In "The Spill, The Scandal and the President," Rolling Stone political blogger Tim Dickinson uses the current Gulf Coast oil spill to look behind the Obama administration's promise to clean house after President George W. Bush left office. Dickinson focuses especially on the Minerals Management Service, the government agency responsible for oversight of energy companies like BP.

"The piece goes right deeply into the Minerals Management Service and shows how, under George Bush, it really was stuffed with political cronies," Brown says -- "former oil operatives, back-scratching good old boys who were completely in cahoots with the oil companies."

But the story "doesn't let Obama off the hook," Brown stresses. Obama appointed Interior Secretary Ken Salazar to straighten up agencies like the MMS, but although Salazar "came riding in saying 'the sheriff has arrived,' " Dickinson argues that since Salazar took office in January 2009, very little has actually changed within the agency.

"The fact is, it does take more than bold speeches and whip-cracking rhetoric to actually get something done," Brown says. "It really is about drilling down and making sure that your management edicts actually do have follow-up."

Dickinson writes that while Salazar did get something done, "it quite clearly wasn't enough," Brown says -- not nearly the housecleaning that would have been necessary to avert something like today's Gulf Coast catastrophe.

'The Icarus Syndrome: A History Of American Hubris'

Brown's last pick is The Icarus Syndrome, a book by Daily Beast political writer Peter Beinart that puts a spotlight on the perils of American hubris in foreign policy.

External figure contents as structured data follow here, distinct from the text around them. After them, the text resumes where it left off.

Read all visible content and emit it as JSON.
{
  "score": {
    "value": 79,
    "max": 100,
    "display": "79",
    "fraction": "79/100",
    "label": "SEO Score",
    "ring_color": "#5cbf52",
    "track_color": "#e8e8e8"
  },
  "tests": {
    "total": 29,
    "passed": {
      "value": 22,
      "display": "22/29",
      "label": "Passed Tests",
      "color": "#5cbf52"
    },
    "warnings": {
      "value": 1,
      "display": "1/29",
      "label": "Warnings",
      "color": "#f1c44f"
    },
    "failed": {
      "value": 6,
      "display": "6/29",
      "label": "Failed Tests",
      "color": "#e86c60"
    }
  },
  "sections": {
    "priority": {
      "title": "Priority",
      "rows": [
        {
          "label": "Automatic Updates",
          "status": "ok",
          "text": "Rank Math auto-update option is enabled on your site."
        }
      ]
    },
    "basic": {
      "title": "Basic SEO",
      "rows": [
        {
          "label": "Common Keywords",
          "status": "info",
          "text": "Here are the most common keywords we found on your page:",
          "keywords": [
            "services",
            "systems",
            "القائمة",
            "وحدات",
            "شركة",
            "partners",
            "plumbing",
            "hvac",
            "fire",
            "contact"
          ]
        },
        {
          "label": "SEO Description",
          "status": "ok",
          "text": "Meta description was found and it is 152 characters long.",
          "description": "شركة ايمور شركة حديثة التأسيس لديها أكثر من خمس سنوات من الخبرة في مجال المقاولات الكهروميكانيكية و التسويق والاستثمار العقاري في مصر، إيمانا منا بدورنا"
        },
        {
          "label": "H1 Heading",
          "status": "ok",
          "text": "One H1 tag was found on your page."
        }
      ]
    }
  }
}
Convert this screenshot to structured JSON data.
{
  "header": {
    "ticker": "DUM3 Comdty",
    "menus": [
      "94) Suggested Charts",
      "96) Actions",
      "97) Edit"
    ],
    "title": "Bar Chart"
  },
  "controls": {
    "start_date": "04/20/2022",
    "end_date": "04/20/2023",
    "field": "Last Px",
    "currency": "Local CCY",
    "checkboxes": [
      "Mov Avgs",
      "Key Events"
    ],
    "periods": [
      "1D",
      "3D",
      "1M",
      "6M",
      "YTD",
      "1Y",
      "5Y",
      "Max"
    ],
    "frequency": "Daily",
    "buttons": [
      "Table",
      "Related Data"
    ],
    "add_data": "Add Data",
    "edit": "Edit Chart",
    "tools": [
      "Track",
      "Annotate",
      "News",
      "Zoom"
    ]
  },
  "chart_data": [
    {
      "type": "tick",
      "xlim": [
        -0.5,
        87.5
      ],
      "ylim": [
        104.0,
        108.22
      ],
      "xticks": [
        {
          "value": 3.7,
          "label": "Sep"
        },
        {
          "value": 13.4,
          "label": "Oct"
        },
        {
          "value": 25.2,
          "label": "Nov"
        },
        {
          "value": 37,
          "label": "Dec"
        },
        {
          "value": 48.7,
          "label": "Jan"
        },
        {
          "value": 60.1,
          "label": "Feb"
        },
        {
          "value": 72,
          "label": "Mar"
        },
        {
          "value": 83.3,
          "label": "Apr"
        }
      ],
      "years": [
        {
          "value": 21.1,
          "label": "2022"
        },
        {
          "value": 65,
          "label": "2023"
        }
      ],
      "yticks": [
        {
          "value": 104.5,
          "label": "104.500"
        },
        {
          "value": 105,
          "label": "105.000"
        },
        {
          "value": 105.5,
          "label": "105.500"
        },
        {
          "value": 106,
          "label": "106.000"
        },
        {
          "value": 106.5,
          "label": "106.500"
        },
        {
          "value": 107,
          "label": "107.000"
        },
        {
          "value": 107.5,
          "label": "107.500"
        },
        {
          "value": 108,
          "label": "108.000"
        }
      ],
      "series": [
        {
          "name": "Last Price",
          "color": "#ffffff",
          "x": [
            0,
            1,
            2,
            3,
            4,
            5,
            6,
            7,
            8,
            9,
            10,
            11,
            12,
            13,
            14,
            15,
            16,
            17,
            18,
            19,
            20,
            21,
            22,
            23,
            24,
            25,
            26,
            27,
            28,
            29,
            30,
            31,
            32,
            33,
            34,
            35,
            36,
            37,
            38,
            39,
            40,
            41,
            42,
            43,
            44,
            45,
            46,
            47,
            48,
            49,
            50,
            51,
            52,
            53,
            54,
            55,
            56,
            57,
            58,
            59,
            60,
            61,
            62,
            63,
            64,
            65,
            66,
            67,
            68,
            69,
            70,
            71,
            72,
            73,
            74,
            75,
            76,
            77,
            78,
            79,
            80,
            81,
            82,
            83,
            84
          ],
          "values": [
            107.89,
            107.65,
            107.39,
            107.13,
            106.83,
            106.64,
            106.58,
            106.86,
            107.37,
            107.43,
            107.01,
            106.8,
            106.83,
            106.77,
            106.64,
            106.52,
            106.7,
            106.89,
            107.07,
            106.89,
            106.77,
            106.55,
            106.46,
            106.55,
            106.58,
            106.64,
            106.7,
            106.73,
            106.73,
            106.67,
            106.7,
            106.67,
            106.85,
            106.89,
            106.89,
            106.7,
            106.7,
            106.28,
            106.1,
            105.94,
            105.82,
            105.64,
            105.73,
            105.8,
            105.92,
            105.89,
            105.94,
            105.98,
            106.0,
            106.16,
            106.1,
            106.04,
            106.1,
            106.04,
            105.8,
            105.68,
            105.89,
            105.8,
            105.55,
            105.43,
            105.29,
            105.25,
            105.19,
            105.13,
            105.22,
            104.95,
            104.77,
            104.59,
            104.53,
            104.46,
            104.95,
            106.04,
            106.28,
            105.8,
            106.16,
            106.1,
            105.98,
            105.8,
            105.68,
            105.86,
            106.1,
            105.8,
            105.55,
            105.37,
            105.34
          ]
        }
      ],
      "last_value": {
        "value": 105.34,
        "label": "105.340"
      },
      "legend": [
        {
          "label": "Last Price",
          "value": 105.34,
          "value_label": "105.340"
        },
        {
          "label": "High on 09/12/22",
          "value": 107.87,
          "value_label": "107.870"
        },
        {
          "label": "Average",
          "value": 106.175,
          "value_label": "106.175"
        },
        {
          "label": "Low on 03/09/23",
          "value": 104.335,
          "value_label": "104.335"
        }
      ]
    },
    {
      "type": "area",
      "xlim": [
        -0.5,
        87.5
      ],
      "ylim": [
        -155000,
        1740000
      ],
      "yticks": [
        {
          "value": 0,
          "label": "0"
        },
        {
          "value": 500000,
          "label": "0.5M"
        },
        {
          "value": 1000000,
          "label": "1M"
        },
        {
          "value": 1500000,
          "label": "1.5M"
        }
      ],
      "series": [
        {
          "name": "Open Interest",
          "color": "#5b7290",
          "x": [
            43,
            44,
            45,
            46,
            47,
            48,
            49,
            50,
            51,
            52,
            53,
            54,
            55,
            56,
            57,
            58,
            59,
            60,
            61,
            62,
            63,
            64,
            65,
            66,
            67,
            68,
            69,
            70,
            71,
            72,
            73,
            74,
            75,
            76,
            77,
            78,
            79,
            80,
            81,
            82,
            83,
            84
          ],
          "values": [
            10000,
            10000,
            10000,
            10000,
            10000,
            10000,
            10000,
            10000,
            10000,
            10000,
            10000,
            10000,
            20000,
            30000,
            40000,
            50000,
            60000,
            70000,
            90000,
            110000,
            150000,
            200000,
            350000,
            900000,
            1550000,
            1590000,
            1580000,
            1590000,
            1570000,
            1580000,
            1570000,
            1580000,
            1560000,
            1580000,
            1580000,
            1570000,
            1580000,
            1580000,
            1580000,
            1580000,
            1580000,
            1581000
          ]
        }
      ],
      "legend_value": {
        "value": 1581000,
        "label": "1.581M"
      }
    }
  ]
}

"The book is looking at some of these major foreign policy decisions and asking ourselves, 'Were we flying too close to the sun?' " Brown says.

The Icarus Syndrome argues that the success of American involvement in the Gulf War -- then Bosnia, and then in the early stretches of the war in Afghanistan -- really only served to get the U.S. into trouble.

"You get these cycles of hubris which come after success," Brown says. "Three successes, and that's the time when you're in danger."

That "cycle of hubris," Beinart argues, is what ultimately landed the U.S. in Iraq; it contributed to the Bush administration's inability to prioritize between Afghanistan and Iraq. Beinart writes that thinking they could do both and ignoring the limits of American foreign policy was itself a form of hubris.

"America just has to understand and acknowledge the limits of its own power," Brown says. "Much of the ill that has befallen us in the last few years has really been because of hubris -- about not understanding what we can't do."